The gap between quantum simulation and real-world quantum computing has always been defined by three things: scale, noise, and the ability to optimize. With this latest MIMIQ™ release, we’ve addressed all three — and added first-class support for the variational algorithms increasingly central to near-term quantum research.
Simulating noise the right way
Real quantum hardware is imperfect, and any simulation that ignores that fact has limited practical value. MIMIQ has supported noise channels for some time, but this release introduces a more principled approach: noise models.
Rather than adding noise channel by channel to individual circuits, users can now define a noise model independently — describing the error profile of a specific quantum computer — and apply it automatically across any circuit. This separation of concerns makes it far easier to benchmark algorithms fairly, compare hardware configurations, and build reproducible workflows.
For teams doing serious hardware-oriented research, this is a meaningful shift in how noise simulation can be structured.
Variational algorithms as a first-class workflow
Variational Quantum Algorithms — particularly VQE — have become a focal point of near-term quantum computing. Until now, running a full VQA workflow required assembling pieces from different tools. MIMIQ now integrates parameter optimization directly into its execution engine.
Users can define parameterized circuits, configure an optimization loop, and offload the computation to MIMIQ’s remote executors — all within a single, coherent workflow. This reduces friction significantly for researchers working on quantum chemistry, optimization problems, or any task that relies on iterative circuit evaluation.
Smarter circuits before execution
Simulation performance is not only about the engine — it also depends on the quality of the circuit going in. Two new optimization features address this directly.
Automatic SWAP gate removal (remove_swaps=true) identifies and eliminates redundant operations that accumulate during compilation, reducing circuit depth without changing the computation. Improved qubit reordering heuristics (reorderqubits) find better qubit orderings for MPS simulations, leading to measurable performance gains and more consistent results across runs.
These improvements compound over time: every unnecessary gate removed and every better ordering found translates into faster, more reliable simulations.
Breaking the memory barrier
Large-scale quantum circuits have long been constrained by available RAM. With this release, MIMIQ introduces MPO streaming — a mechanism that streams Matrix Product Operators during execution rather than holding them entirely in memory.

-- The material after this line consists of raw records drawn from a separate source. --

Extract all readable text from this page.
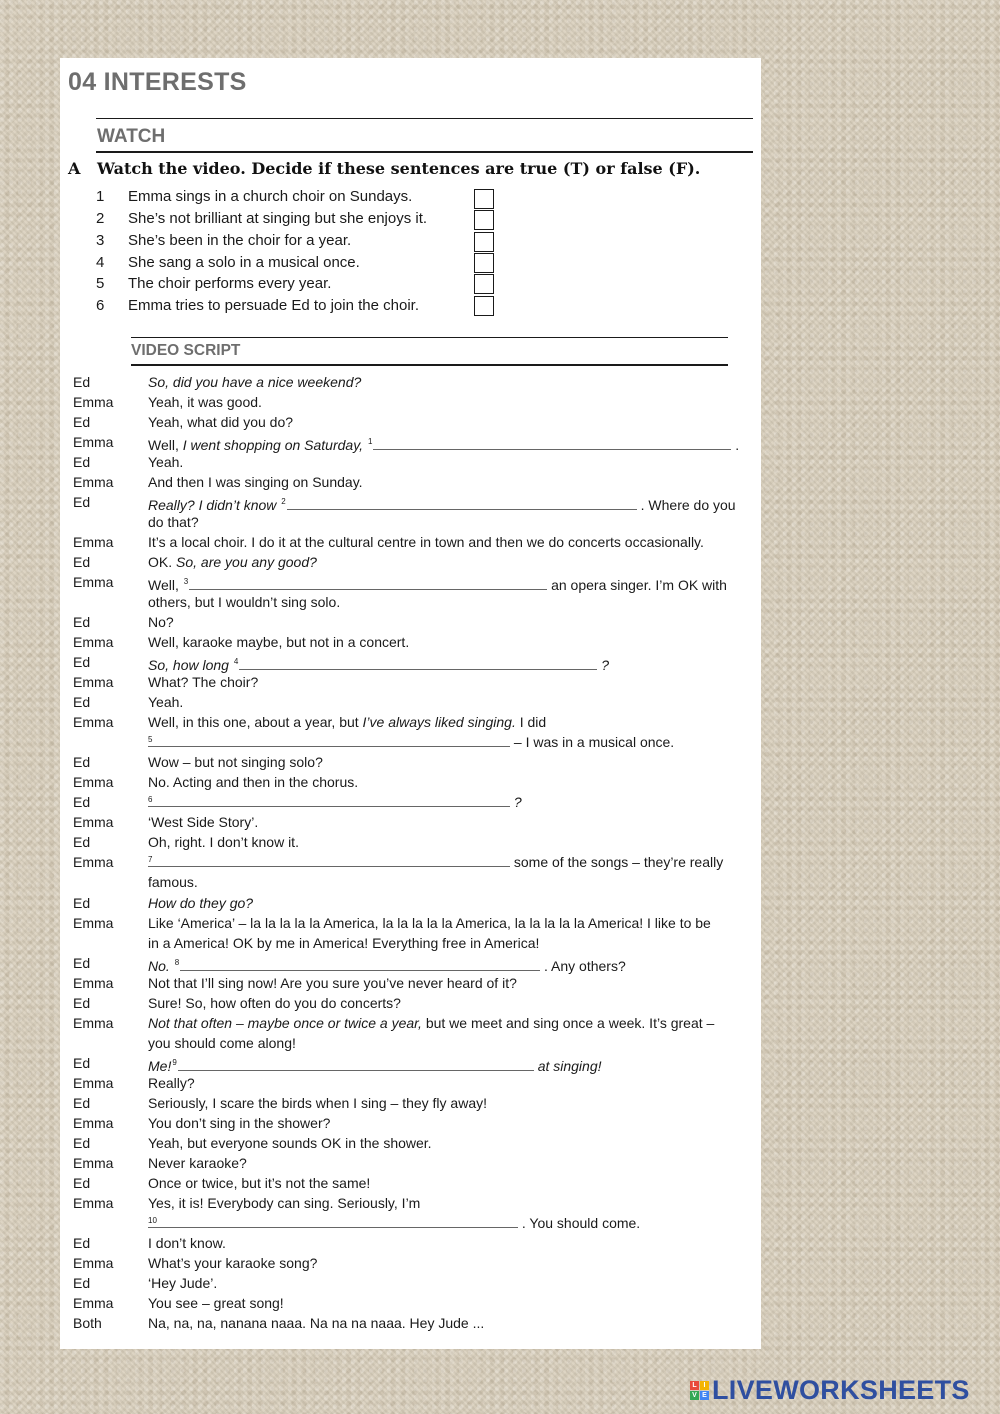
04 INTERESTS
WATCH
A Watch the video. Decide if these sentences are true (T) or false (F).
1 Emma sings in a church choir on Sundays.
2 She’s not brilliant at singing but she enjoys it.
3 She’s been in the choir for a year.
4 She sang a solo in a musical once.
5 The choir performs every year.
6 Emma tries to persuade Ed to join the choir.
VIDEO SCRIPT
Ed	So, did you have a nice weekend?
Emma Yeah, it was good.
Ed	Yeah, what did you do?
Emma Well, I went shopping on Saturday, $^1$	.
Ed	Yeah.
Emma And then I was singing on Sunday.
Ed	Really? I didn’t know $^2$	. Where do you
do that?
Emma It’s a local choir. I do it at the cultural centre in town and then we do concerts occasionally.
Ed	OK. So, are you any good?
Emma Well, $^3$	an opera singer. I’m OK with
others, but I wouldn’t sing solo.
Ed	No?
Emma Well, karaoke maybe, but not in a concert.
Ed	So, how long $^4$	?
Emma What? The choir?
Ed	Yeah.
Emma Well, in this one, about a year, but I’ve always liked singing. I did
5	– I was in a musical once.
Ed	Wow – but not singing solo?
Emma No. Acting and then in the chorus.
Ed	6	?
Emma ‘West Side Story’.
Ed	Oh, right. I don’t know it.
Emma	7	some of the songs – they’re really
famous.
Ed	How do they go?
Emma Like ‘America’ – la la la la la America, la la la la la America, la la la la la America! I like to be
in a America! OK by me in America! Everything free in America!
Ed	No. $^8$	. Any others?
Emma Not that I’ll sing now! Are you sure you’ve never heard of it?
Ed	Sure! So, how often do you do concerts?
Emma Not that often – maybe once or twice a year, but we meet and sing once a week. It’s great –
you should come along!
Ed	Me!$^9$	at singing!
Emma Really?
Ed	Seriously, I scare the birds when I sing – they fly away!
Emma You don’t sing in the shower?
Ed	Yeah, but everyone sounds OK in the shower.
Emma Never karaoke?
Ed	Once or twice, but it’s not the same!
Emma Yes, it is! Everybody can sing. Seriously, I’m
10	. You should come.
Ed	I don’t know.
Emma What’s your karaoke song?
Ed	‘Hey Jude’.
Emma You see – great song!
Both	Na, na, na, nanana naaa. Na na na naaa. Hey Jude ...
L I
V E LIVEWORKSHEETS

The result is that circuits which previously exceeded hardware limits can now run without modification. Enabling it requires a single parameter: streaming=true in the execute() call. For researchers working at the boundary of what simulation can handle, this removes what was often a hard ceiling.
Getting started
To access all new features, update your MIMIQ packages:
Python
pip install --upgrade mimiqcircuits-python
Julia
using Pkg
Pkg.update("MimiqCircuits")
Full documentation is available at docs.qperfect.io. We welcome feedback from the community as we continue to develop the platform.